"Se requieren pues, y a gritos, reformas en distintos planos (judicial, laboral, tributario, por mencionar algunos). Estas deben apuntar a dos objetivos claros y claves: nivelar la cancha de las oportunidades y mejorar el ambiente de inversión". (Ilustración: Giovanni Tazza)
"Se requieren pues, y a gritos, reformas en distintos planos (judicial, laboral, tributario, por mencionar algunos). Estas deben apuntar a dos objetivos claros y claves: nivelar la cancha de las oportunidades y mejorar el ambiente de inversión". (Ilustración: Giovanni Tazza)
Juan José Garrido

Según los cálculos del, la economía peruana habría crecido 2,1% durante el 2019, la peor cifra desde la recordada crisis global del 2009, cuando crecimos tan solo 1%. De hecho, si descontamos dicha caída, el crecimiento de la producción nacional sería el más bajo desde el 2001 (0,6%), otro año de recesión global.

Creciendo al 2% seremos incapaces de producir excedentes que nos permitan mejorar la calidad de nuestros conciudadanos, menos aún apostar por reformas –siempre impopulares, por cierto– que nos faciliten crecer más y con mejor distribución. Las matemáticas, lamentablemente, no se equivocan: para gastar e invertir primero hay que producir. Endeudarse, una palanca de corto plazo, requiere un proyecto de claras mejoras que, en simple, no existe. El otro camino, aquel de la ‘maquinita’ y la irresponsabilidad fiscal, como bien sabemos, no funciona.

En el quinquenio 2005-2009, crecimos a una tasa promedio del 6,5%; entre el 2010 y el 2014, al 5,8%, y entre el 2015 y el 2019, al 3,2%. La economía global en dichos quinquenios creció al 3,78%, 4,06% y 3,46%. No podemos culpar a nuestros pares globales de nuestra catástrofe. Tampoco podemos culpar a los “términos de intercambio” (la relación entre los precios de nuestras exportaciones y nuestras importaciones): en el quinquenio 2005-2009 el índice promedió 88; entre el 2010 y el 2014, 105, y en el período 2015-2019, 93.

¿Qué explica la caída? Nuestro PBI potencial (un guarismo que identifica la tasa más alta a la que puede crecer una economía utilizando sus factores de producción de manera eficiente) ha caído 50% entre el 2008 y la actualidad, y con tendencia a la baja. Detrás de ello existen factores externos, sin duda, pero no son los hechos más significantes para explicar el deterioro de nuestra actividad económica.

Dos hechos explican, en gran medida, la disminución de nuestra actividad. En primer lugar, las pérdidas en productividad. Entre el 2001 y el 2010, la productividad contribuyó en 42% al crecimiento del PBI; entre el 2011 y el 2015, en 12,5%, y entre el 2016 y el 2020 contribuirá en tan solo 5%. La contribución de las reformas estructurales –realizadas en los noventa–, como bien dice el Banco Central de Reserva en un reporte publicado en el 2018, “se ha ido diluyendo gradualmente pues se ha impuesto una excesiva regulación en la economía, lo cual se refleja en un retroceso de 11 posiciones en los últimos 11 años en el ránking del Reporte de Competitividad Global del Foro Económico Mundial (WEF)”. Es decir, el incremento sostenido de la microrregulación –notorio en el gobierno humalista– explica en gran parte la pérdida de actividad económica en el último decenio.

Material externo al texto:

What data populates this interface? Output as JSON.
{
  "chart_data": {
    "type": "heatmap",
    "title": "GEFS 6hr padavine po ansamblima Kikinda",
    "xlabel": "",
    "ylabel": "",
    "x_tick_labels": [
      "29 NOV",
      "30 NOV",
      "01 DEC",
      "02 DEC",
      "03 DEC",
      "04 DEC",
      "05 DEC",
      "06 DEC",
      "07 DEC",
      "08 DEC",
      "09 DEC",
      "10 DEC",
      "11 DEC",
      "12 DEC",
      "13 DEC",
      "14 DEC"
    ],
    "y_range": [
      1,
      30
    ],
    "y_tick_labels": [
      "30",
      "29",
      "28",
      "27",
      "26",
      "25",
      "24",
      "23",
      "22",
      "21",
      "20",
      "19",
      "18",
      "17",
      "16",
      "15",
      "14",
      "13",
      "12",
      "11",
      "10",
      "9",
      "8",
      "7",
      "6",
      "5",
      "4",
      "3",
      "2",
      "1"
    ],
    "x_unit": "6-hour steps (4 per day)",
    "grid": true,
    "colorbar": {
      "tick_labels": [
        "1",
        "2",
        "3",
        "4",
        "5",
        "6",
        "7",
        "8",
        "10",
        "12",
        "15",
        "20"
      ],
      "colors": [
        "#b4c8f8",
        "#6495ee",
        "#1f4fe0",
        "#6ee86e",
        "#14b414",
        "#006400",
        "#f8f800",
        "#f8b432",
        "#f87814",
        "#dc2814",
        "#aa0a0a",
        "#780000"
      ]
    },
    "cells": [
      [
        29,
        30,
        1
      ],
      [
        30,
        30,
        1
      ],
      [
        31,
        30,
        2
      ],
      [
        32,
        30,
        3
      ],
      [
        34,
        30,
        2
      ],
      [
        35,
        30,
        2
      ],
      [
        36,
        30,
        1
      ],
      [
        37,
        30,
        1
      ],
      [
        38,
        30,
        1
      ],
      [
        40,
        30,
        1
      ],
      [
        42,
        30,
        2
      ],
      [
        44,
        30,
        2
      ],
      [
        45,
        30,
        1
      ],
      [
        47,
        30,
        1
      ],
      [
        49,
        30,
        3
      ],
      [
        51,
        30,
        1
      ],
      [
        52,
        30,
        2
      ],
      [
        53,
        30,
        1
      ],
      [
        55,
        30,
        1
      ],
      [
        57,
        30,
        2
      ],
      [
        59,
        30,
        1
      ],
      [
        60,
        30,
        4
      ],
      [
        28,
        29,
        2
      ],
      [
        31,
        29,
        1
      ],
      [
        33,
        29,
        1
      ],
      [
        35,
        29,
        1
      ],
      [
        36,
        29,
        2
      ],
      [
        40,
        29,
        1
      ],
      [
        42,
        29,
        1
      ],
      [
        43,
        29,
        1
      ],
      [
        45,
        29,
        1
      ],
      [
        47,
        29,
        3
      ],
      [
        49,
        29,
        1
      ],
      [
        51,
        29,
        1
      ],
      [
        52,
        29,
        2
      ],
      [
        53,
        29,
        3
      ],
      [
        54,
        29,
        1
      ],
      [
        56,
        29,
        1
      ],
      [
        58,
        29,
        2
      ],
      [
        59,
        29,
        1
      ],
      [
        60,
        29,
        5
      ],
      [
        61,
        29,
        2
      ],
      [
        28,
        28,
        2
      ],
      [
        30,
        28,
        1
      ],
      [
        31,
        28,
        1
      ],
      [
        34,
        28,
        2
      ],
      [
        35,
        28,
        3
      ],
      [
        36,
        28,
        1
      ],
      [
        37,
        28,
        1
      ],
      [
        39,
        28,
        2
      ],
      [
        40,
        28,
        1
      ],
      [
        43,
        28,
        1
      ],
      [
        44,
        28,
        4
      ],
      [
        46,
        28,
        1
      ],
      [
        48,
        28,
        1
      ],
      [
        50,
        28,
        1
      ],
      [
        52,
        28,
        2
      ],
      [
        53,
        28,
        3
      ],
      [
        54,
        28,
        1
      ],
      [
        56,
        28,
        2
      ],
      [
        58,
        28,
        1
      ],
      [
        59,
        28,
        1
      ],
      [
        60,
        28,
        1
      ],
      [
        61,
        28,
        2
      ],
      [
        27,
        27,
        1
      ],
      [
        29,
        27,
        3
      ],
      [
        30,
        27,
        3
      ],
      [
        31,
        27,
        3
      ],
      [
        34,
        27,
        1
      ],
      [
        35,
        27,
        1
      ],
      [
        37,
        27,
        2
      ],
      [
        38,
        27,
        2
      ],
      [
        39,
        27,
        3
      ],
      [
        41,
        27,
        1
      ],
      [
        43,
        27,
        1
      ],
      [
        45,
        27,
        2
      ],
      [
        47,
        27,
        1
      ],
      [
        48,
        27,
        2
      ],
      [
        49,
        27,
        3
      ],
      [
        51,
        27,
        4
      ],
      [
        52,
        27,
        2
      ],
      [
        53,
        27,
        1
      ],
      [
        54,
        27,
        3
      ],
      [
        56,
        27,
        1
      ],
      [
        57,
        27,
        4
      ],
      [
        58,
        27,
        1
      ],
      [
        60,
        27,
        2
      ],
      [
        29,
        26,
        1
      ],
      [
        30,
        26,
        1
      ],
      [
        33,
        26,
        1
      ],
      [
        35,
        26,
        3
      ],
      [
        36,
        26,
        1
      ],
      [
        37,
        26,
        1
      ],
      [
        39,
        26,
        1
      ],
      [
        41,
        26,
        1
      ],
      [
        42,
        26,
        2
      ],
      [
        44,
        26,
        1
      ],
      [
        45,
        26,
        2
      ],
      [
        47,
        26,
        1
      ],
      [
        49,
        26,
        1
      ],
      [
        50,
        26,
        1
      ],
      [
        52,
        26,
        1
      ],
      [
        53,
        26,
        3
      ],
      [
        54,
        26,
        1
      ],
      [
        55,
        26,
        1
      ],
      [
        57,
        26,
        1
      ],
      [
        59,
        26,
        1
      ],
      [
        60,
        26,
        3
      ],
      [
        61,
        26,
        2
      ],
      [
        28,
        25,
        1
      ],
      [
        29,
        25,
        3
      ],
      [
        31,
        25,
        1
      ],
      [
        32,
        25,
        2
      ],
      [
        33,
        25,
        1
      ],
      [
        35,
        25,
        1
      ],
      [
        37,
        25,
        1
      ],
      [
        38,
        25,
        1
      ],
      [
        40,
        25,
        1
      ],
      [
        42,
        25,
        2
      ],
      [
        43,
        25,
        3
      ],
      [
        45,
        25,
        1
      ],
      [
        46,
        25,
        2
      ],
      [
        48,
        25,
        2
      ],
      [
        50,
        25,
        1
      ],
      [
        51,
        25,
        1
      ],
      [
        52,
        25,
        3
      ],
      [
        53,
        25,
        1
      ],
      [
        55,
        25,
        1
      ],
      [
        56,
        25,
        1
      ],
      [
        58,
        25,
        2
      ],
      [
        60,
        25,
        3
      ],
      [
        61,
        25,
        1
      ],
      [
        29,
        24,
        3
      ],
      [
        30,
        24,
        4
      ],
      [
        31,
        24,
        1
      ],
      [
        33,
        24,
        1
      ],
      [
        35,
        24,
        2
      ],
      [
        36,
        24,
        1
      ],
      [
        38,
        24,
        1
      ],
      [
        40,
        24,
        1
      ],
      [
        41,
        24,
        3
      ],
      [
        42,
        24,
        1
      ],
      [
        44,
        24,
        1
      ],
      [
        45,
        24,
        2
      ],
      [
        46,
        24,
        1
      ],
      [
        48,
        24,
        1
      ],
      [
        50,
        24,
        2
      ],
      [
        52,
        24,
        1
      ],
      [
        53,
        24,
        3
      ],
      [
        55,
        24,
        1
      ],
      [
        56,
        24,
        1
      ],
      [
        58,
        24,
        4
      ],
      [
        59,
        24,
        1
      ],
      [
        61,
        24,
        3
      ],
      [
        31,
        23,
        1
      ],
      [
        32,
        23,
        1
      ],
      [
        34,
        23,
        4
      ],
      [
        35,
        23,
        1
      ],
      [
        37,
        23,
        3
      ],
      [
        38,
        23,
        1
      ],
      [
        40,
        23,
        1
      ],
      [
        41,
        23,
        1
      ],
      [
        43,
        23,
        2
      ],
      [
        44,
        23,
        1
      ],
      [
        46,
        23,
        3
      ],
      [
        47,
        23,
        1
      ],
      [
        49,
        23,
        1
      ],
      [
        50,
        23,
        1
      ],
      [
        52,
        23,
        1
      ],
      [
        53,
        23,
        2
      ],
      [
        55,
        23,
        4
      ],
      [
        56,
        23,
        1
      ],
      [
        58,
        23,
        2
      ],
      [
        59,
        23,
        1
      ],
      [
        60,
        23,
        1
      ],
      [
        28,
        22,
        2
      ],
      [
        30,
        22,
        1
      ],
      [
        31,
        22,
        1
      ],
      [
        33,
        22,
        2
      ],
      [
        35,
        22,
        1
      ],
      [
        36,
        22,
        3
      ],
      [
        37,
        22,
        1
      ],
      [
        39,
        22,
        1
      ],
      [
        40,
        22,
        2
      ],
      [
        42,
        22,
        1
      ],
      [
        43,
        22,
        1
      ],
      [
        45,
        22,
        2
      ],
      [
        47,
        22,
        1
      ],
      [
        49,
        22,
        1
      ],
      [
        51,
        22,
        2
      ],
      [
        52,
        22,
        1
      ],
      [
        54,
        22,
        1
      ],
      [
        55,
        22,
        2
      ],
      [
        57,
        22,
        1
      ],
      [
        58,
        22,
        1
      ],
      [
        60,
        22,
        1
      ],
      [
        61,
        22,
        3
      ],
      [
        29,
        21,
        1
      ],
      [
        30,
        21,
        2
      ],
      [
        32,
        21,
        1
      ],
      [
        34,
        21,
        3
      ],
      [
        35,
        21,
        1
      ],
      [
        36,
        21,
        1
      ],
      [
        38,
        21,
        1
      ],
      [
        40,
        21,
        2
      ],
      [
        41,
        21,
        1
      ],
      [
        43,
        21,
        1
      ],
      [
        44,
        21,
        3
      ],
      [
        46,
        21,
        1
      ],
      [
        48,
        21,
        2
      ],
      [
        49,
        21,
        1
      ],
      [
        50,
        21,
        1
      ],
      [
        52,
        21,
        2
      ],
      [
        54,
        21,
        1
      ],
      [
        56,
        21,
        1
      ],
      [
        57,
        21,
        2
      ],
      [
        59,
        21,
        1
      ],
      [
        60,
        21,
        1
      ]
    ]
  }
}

En segundo lugar, está la paupérrima calidad institucional. Cierto, las cosas no han empeorado tanto (difícil estar peor), pero la acumulación empieza a ser cada vez más notoria, sobre todo por la limitada capacidad de atención del sector público.

Se requieren pues, y a gritos, reformas en distintos planos (judicial, laboral, tributario, por mencionar algunos). Estas deben apuntar a dos objetivos claros y claves: nivelar la cancha de las oportunidades y mejorar el ambiente de inversión. Sin lo segundo, no hay recursos; sin lo primero, no es ni justo ni estable.